Seit März 2011 ist Jens Tschke Sprecher und Leiter des Referats Presse des Bundesministeriums des Innern (BMI). Zuvor war er Sprecher der CSU-Landesgruppe im Deutschen Bundestag. Nachdem sein Vorgänger, Stefan Paris, ins Bundesministerium der Verteidigung wechselte, folgte Jens Teschke dem ehemaligen Chef der CSU-Landesgruppe, Hans-Peter Friedrich, ins Bundesministerium des Innern. Auf der Bundespressekonferenz am 12.10.2011 waren neben Jens Teschke auch die Sprecher der Bundesministerien für Justiz, für Finanzen sowie der Sprecher des Auswärtigen Amtes anwesend und gaben den anwesenden Journalisten unter anderem zum Thema Bundestrojaner Auskunft.

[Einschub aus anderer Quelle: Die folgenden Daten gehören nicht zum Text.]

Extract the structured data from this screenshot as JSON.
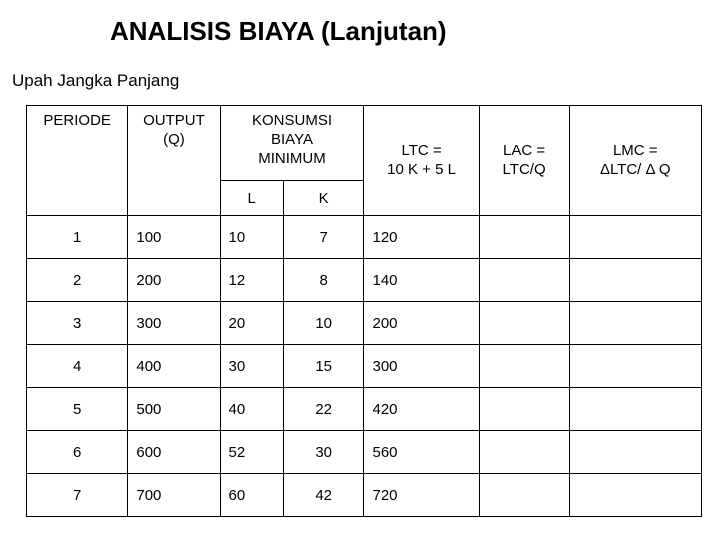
{
  "title": "ANALISIS  BIAYA (Lanjutan)",
  "subtitle": "Upah Jangka Panjang",
  "headers": {
    "periode": "PERIODE",
    "output_line1": "OUTPUT",
    "output_line2": "(Q)",
    "konsumsi_line1": "KONSUMSI",
    "konsumsi_line2": "BIAYA",
    "konsumsi_line3": "MINIMUM",
    "l": "L",
    "k": "K",
    "ltc_line1": "LTC =",
    "ltc_line2": "10 K + 5 L",
    "lac_line1": "LAC =",
    "lac_line2": "LTC/Q",
    "lmc_line1": "LMC =",
    "lmc_line2": "ΔLTC/ Δ Q"
  },
  "rows": [
    {
      "periode": "1",
      "output": "100",
      "l": "10",
      "k": "7",
      "ltc": "120",
      "lac": "",
      "lmc": ""
    },
    {
      "periode": "2",
      "output": "200",
      "l": "12",
      "k": "8",
      "ltc": "140",
      "lac": "",
      "lmc": ""
    },
    {
      "periode": "3",
      "output": "300",
      "l": "20",
      "k": "10",
      "ltc": "200",
      "lac": "",
      "lmc": ""
    },
    {
      "periode": "4",
      "output": "400",
      "l": "30",
      "k": "15",
      "ltc": "300",
      "lac": "",
      "lmc": ""
    },
    {
      "periode": "5",
      "output": "500",
      "l": "40",
      "k": "22",
      "ltc": "420",
      "lac": "",
      "lmc": ""
    },
    {
      "periode": "6",
      "output": "600",
      "l": "52",
      "k": "30",
      "ltc": "560",
      "lac": "",
      "lmc": ""
    },
    {
      "periode": "7",
      "output": "700",
      "l": "60",
      "k": "42",
      "ltc": "720",
      "lac": "",
      "lmc": ""
    }
  ]
}
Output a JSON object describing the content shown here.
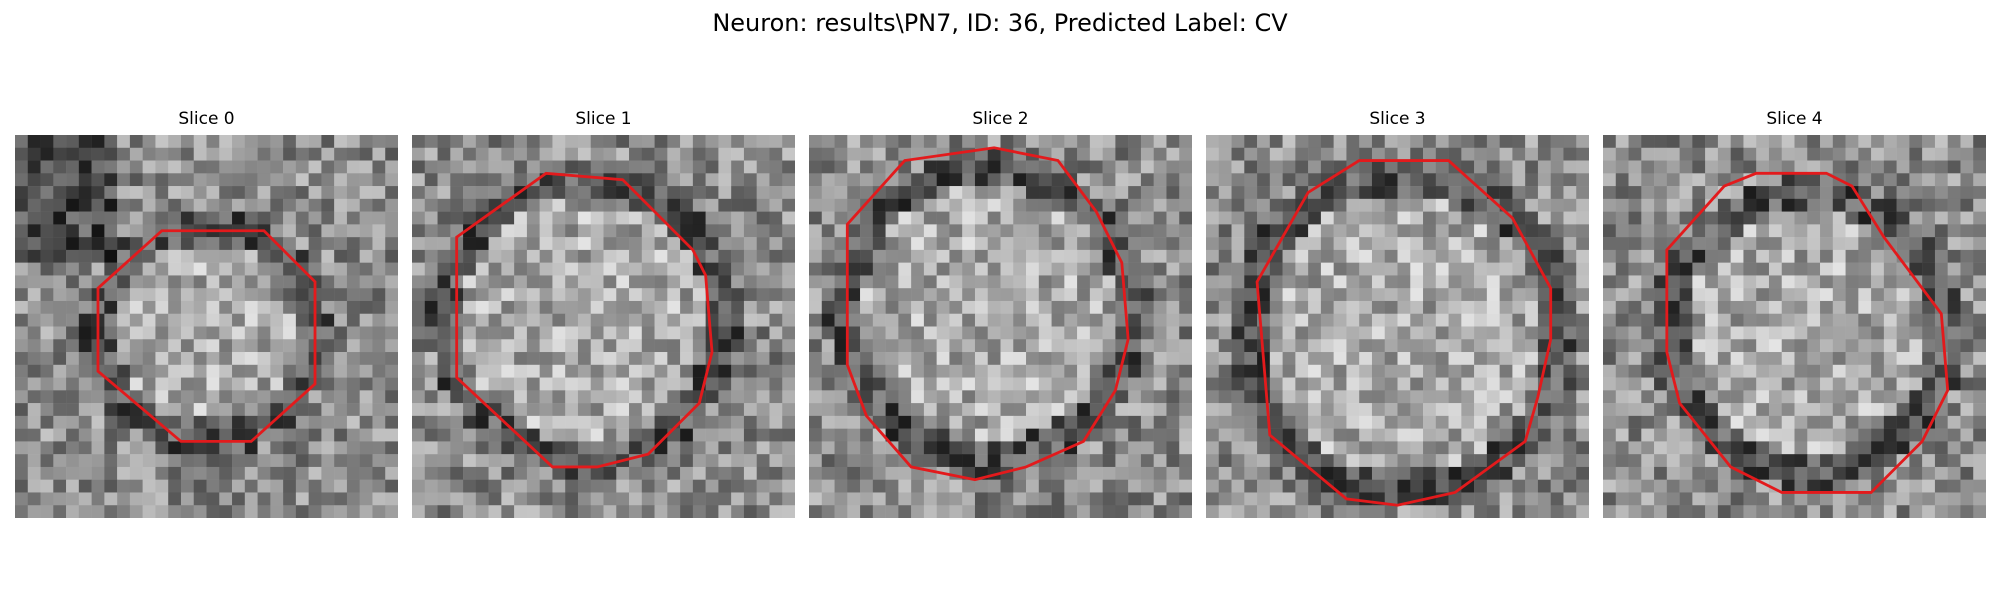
{
  "figure": {
    "title": "Neuron: results\\PN7, ID: 36, Predicted Label: CV",
    "slices": [
      {
        "label": "Slice 0",
        "contour_color": "#e31a1c"
      },
      {
        "label": "Slice 1",
        "contour_color": "#e31a1c"
      },
      {
        "label": "Slice 2",
        "contour_color": "#e31a1c"
      },
      {
        "label": "Slice 3",
        "contour_color": "#e31a1c"
      },
      {
        "label": "Slice 4",
        "contour_color": "#e31a1c"
      }
    ]
  }
}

Auf die Anmerkung, dass zu den Bundessicherheitsbehörden neben dem Bundeskriminalamt (BKA) und der Bundespolizei auch das Bundesamt für Verfassungsschutz gehören, gab Jens Teschke zur Antwort, er könne für die drei Bundessicherheitsbehörden, die dem Bundesministerium des Innern (BMI) unterstehen, sprechen. Weiterhin teilte er mit, dass es ihm "für seinen Geschäftsbereich" nicht bekannt sei, dass das BKA dem LKA geholfen, beraten oder Expertise beim Einsatz einer "solchen Software" (Trojaner) gegeben habe.

Dies ist wenig verwunderlich da Jens Teschke während der BPK sich auch zu vorhandenen Programmierungs- und Softwarekontrollfähigkeiten der Bundessicherheitsbehörden äußerte:

"Die Expertise, ein gesamtes Programm zu programmieren, ist nicht vorhanden. Deswegen kaufen wir sie ein. Deswegen haben wir ein Basispaket, wo wir sagen: Du musst das können, und du musst das können. Das wird getestet. Das wird im Beisein der jeweiligen Behörden getestet. Man fragt: Kann das Programm das, was wir erwarten? Dann macht es das. Dieser Test wird uns vorgelegt. Dann gehen wir davon aus, dass die Software das kann. Das ist die eine Sicherheitsmaßnahme."

Dies lässt die Frage offen, inwiefern die Bundessicherheitsbehörden in der Lage sind, abseits einer Versicherung der Auftragnehmer, überhaupt abzuschätzen, zu was die Software, die sie in Auftrag gaben, in der Lage ist oder was sie nicht leisten kann.

Die Frage an Herrn Teschke lautete denn auch passenderweise:

"Das heißt, dass Sie, was die Möglichkeiten eines Trojaners oder eines Programms angeht ‑ Sie sagen: Das wird uns dann gezeigt ‑, auf das Expertenwissen der Macher angewiesen sind und dass Sie zweitens nicht das Programm in Gänze verstehen, sondern nur die Konfektionierung und Ihnen die anwendbaren Teile so gezeigt werden, dass es geht."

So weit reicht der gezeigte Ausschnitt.